Referring to FIG. 5, this figure provides details on aspects of how to extract high level features of FIG. 3. At step 70 the input comprises rich statistical features generated earlier. The CNN layers transform these into abstract spatial features. At step 72, this involves convolution using 5×5 filters. ELU activation introduces non-linearity for better learning. At step 74, a deeper layer with wider filters is used to capture broader patterns. This layer helps in recognizing more complex relationships. At step 76, an even larger receptive field allows this layer to understand high-level abstractions. This layer is especially useful for distinguishing malware characteristics. At step 78, this step reduces feature map dimensions using max pooling. This step enables retention of dominant features while reducing computational cost. At step 80, an output is provided in the form of a set of abstract features ready for sequence modeling. These features represent meaningful patterns useful for classification.
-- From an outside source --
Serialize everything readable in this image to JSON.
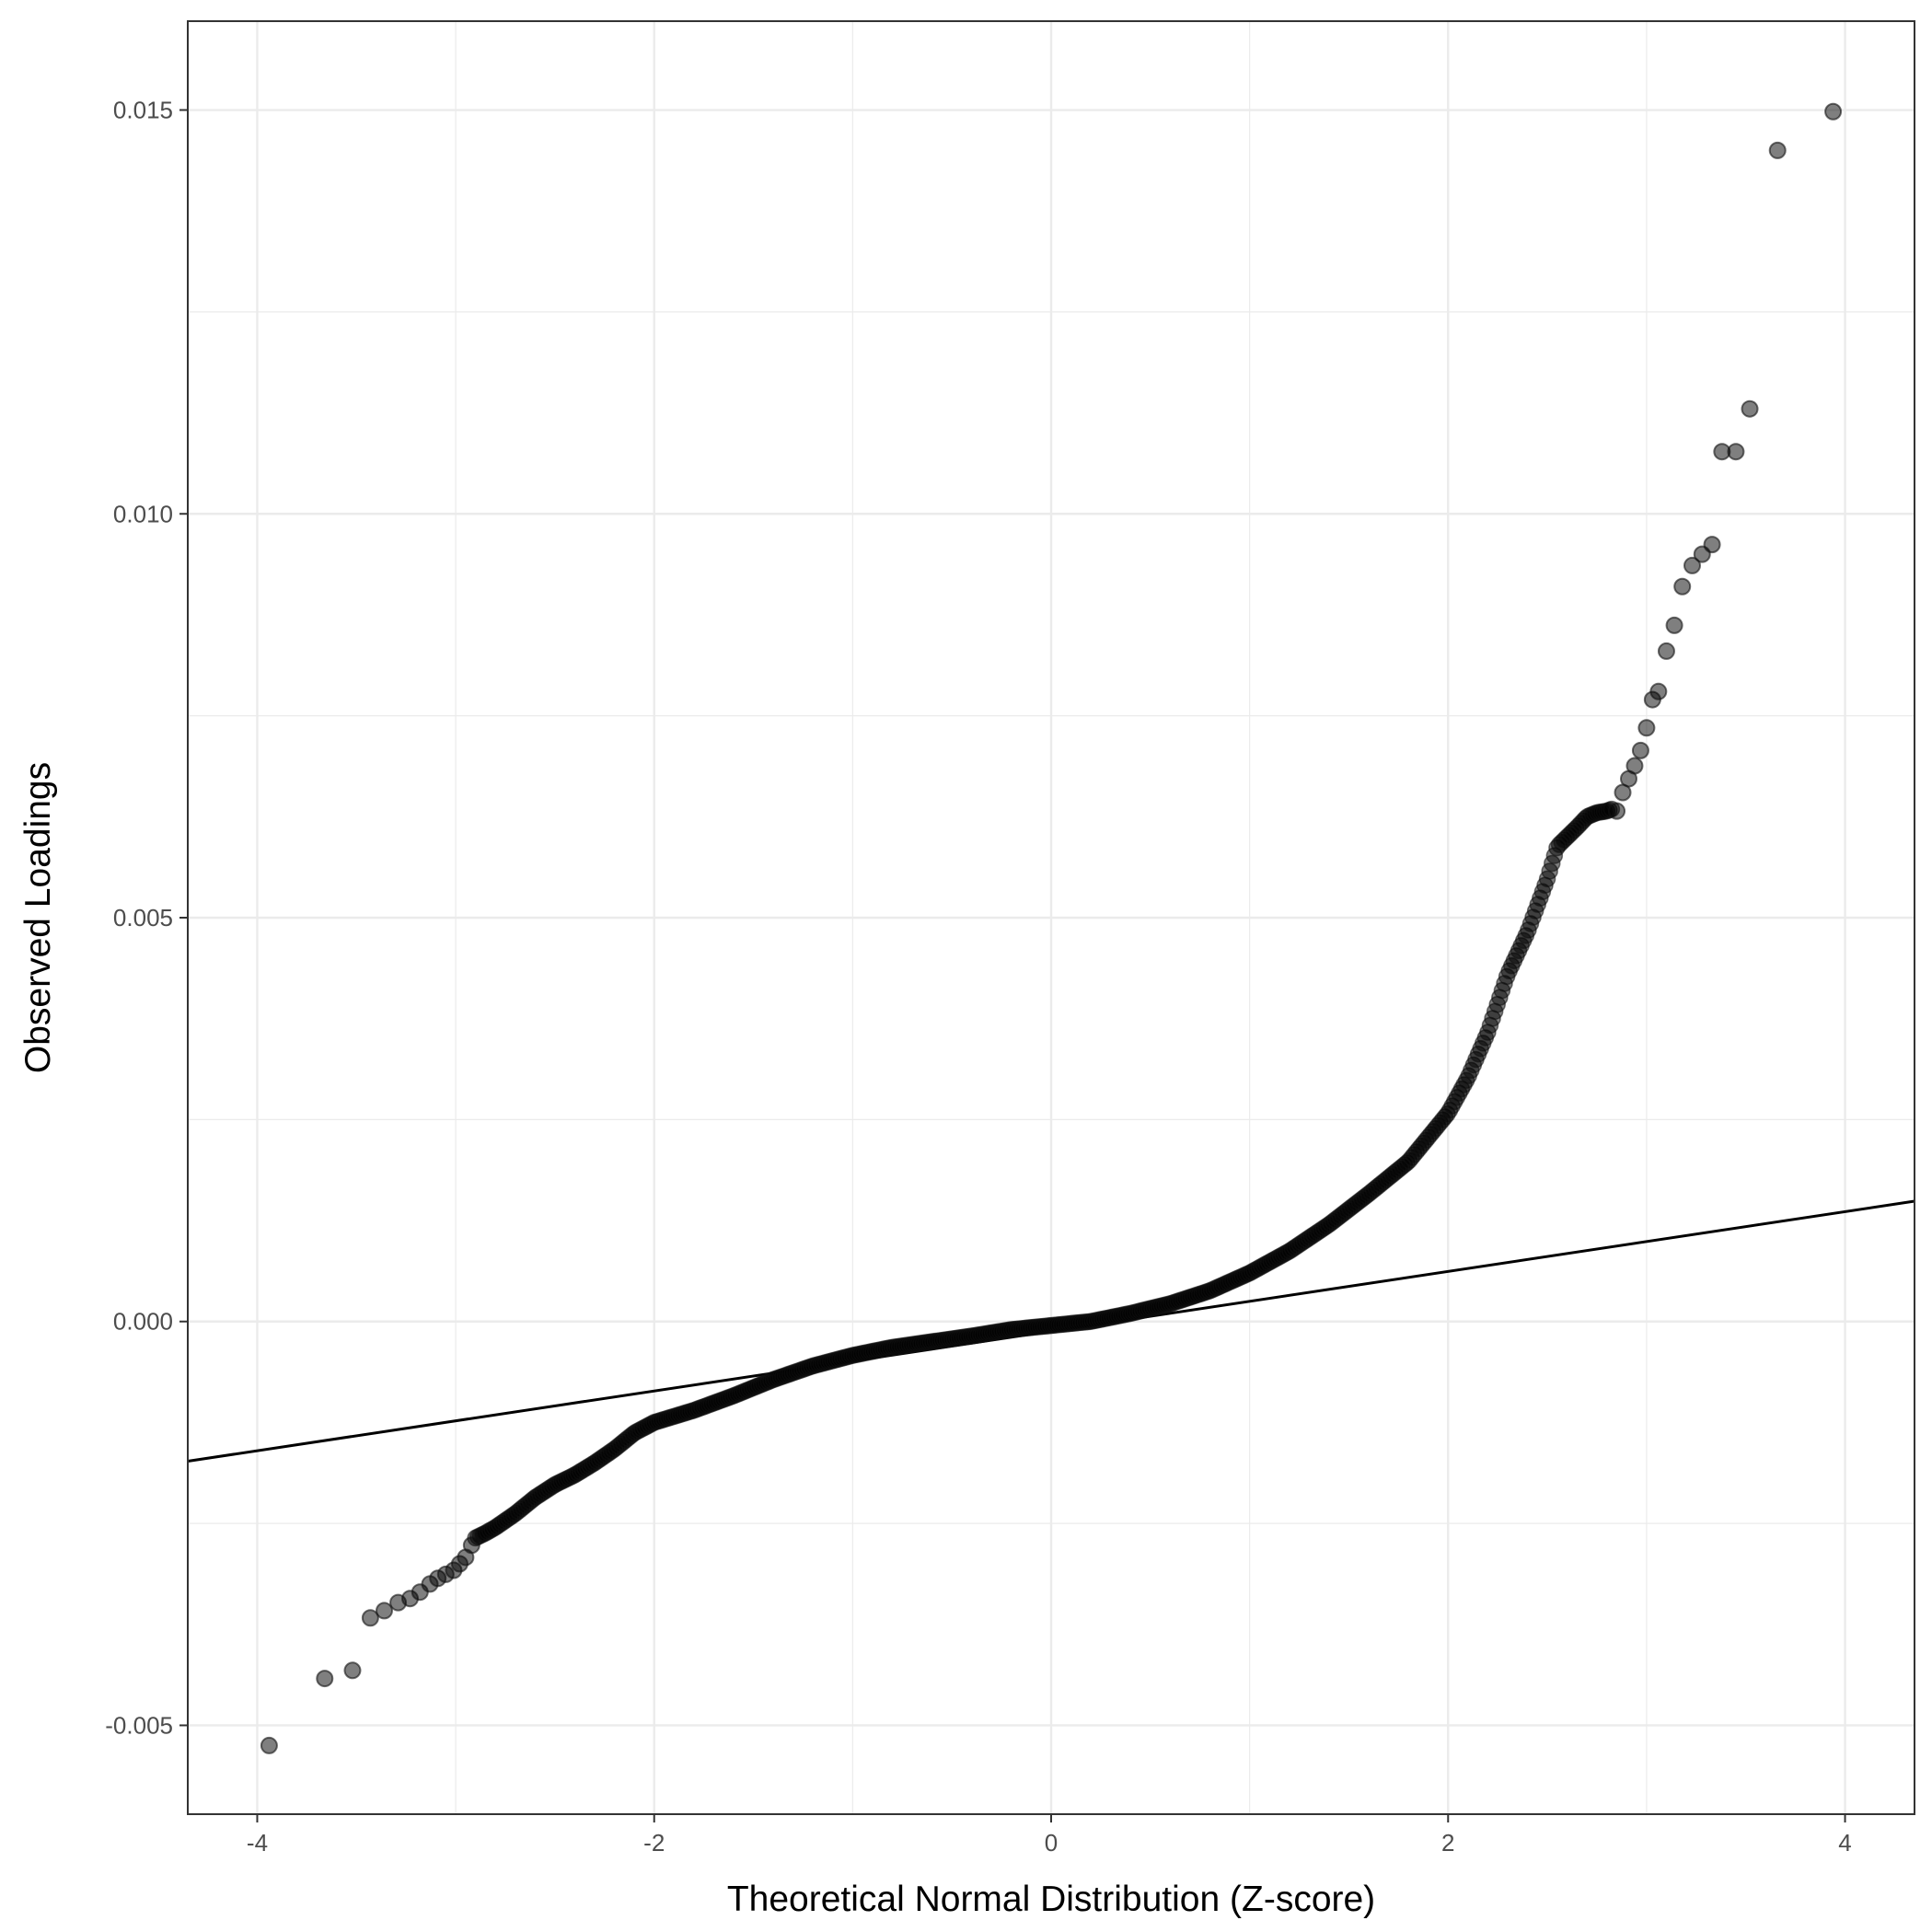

Referring to FIG. 6, this figure provides details on learning sequence-based dependencies from FIG. 3. At step 90, the input is the sequential representation of features from the CNN. These features from the CNN are fed into the LSTM for temporal analysis. At step 92 the first LSTM layer learns basic temporal dependencies. This layer begins to capture the order and structure of features. At step 94, a deeper LSTM layer adds complexity to learned dependencies. This deeper layer improves the model's memory of longer sequences. At step 96, a final LSTM layer enhances representation with long-range context. The output becomes suitable for final classification. At step 98, the LSTM output represents both local and global dependencies.

Referring to FIG. 7, this figure explains the final classification step using a dense neural network in which the dependency-based representation is passed through fully connected and softmax layers. At step 100, this step involved the LSTM-derived features representing dependencies in the code. These features are context-aware and rich in semantic information. At step 102, this fully connected neural network dense layer transforms learned dependencies into a decision space. This step reduces dimensionality while retaining information. At step 104, the neural outputs are converted into probability distributions. Each class receives a score representing its likelihood. At step 106, the final predicted probabilities for each malware class are generated. This step can be considered the methods final output.

FIG. 8 is a system diagram of the invention representing some of the functional aspects of the method of the invention in a graphical form. More specifically, this figure provides an example of a preferred embodiment of the invention in the form of a CNN-LSTM model with a hybrid architecture that first uses convolutional layers to extract spatial features from 8-gram sequences of API calls and opcodes. These extracted feature maps are then flattened and passed through a series of LSTM layers to learn temporal dependencies and contextual patterns. Finally, the output from the LSTM layers is fed into fully connected layers to classify the input into corresponding malware families. From a review of the flow path provided in FIG. 8, it should be apparent that the elements provided in this figure are consistent with the method explained above with respect to FIGS. 1-7. The system 200 is illustrated more particularly with elements labeled numerically as 210, 220, 230, 240, 250, 260, 280, 300, 310, 320, 330, and 340. These labelled elements correspond to the respective steps in the FIGS. 1-7. Although the invention has been set forth herein with respect to one or more embodiments, it should be understood that the invention is not strictly limited to these embodiments and the scope of the invention should be considered in total to include the figures, the description, and the scope of the appended claims.